Explicit construction of an element of ${\rm GL}(2, p)$ of order $p+1$ It is well-known that the order of $GL(2, p)$ is $(p^2-1)(p^2-p) = (p-1)^2(p+1)p.$
It is easy to construct matrices of orders $(p-1)$ and $p$ (diagonal and parabolic, respectively), but the only way that leaps to mind of constructing an element of order $p+1$ is by constructing the companion matrix of the irreducible polynomial whose root is the multiplicative generator of $GF( p^2)$ and then raising it to $p-1$st power - this is quite non-explicit. I assume there is no explicit construction which works for all $p,$ but I could be wrong: is there?
 A: Here's a construction of sorts, which works for odd $p$ : find an element $d \in \mathbb{F}_{p}$ such that $-d$ is a non-square.

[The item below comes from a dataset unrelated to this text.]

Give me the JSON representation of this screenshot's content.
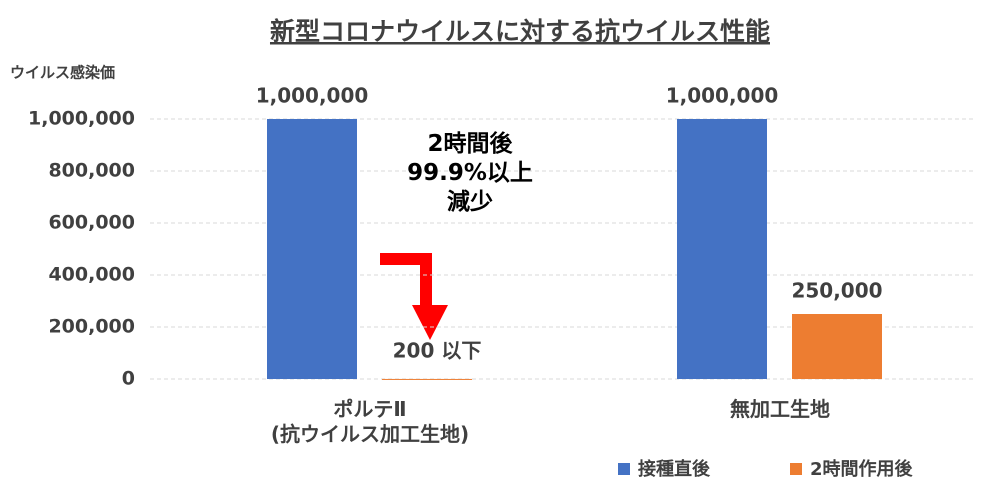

Then the polynomial $x^{2}+d$ is irreducible in $\mathbb{F}_{p}[x]$. The matrices in $\{ \left( \begin{array}{clcr} a & b\\-db & a \end{array} \right) \}$ with $a, b \in \mathbb{F}_{p}$ (not both zero) form a cyclic group of order $p^{2}-1$. Admittedly, this is only very slightly more explicit than that outlined in the question.
A: Here is a slightly different way to think about this, though I admit that it is not really "explicit". Let $E$ be the field of order $p^2$, so $E$ is a two-dimensional vector space over the subfield $F$ of order $p$. The multiplicative group of $E$ is cyclic of order $p^2 - 1$, so if $x$ is a generator, then multiplication by $x$ is an $F$-linear transformation of $E$ with multiplicative order $p^2 - 1$. Now by choosing any $F$-basis for $E$, this linear transformation determines a matrix which is an element of $GL(2,p)$ having order $p^2 - 1$. A suitable power of this matrix has order $p+1$.
A: As the discussion shows, there really isn't any explicit construction which works for all primes $p$.   (Here you really want to specify that $p$ is odd, however, to avoid trivialities.)  It may or may not help to put the question into a somewhat broader framework; but anyway it's harmless to consider the same question for an arbitrary power $q$ of $p$.   
This begins historically with the work of Frobenius and Schur on characters of $G=\mathrm{SL}_2(\mathbb{F_q})$, followed by study of higher rank algebraic groups close to finite simple groups of Lie type (by many people including Brauer, Steinberg, Green, Macdonald, Deligne-Lusztig).   It's almost equivalent to study general or special linear groups here.  From the perspective of finite subgroups of semisimple algebraic groups over an algebraically closed field of characteristic $p$, one sees in the concrete case of $G$ that there are two distinct types of "maximal tori" over $\mathbb{F}_q$: the "split" diagonal group of order $q-1$ and the "anisotropic" (similar to "compact") group of order $q+1$.    Here the anisotropic torus becomes diagonal over a quadratic extension of $\mathbb{F}_q$.  (In general the types of finite tori are parametrized by something like the conjugacy classes in the Weyl group, here of order 2.)
Unfortunately there is no all-purpose recipe for a matrix of order $q+1$,
which over $\mathbb{F}_{q^2}$ is diagonalizable but not over $\mathbb{F}_q$: the best one can do using ordinary linear algebra is to specify the rational canonical form $$\begin{pmatrix} 0 & -1 \\ 1 & \theta + \theta^q \end{pmatrix},$$ where $\theta$ is a primitive $(q+1)$-th root of unity in the big field (so $\theta^{-1}= \theta^q$).   Here $\theta$ and its inverse are the eigenvalues of the matrix in question.
Some textbooks on characters of finite groups treat $G$ as an example, and there is a 2011 Springer text Representations of $\mathrm{SL}_2(\mathbb{F}_q)$ by Cedric Bonnafe which uses $G$ to introduce ideas from the Deligne-Lusztig theory.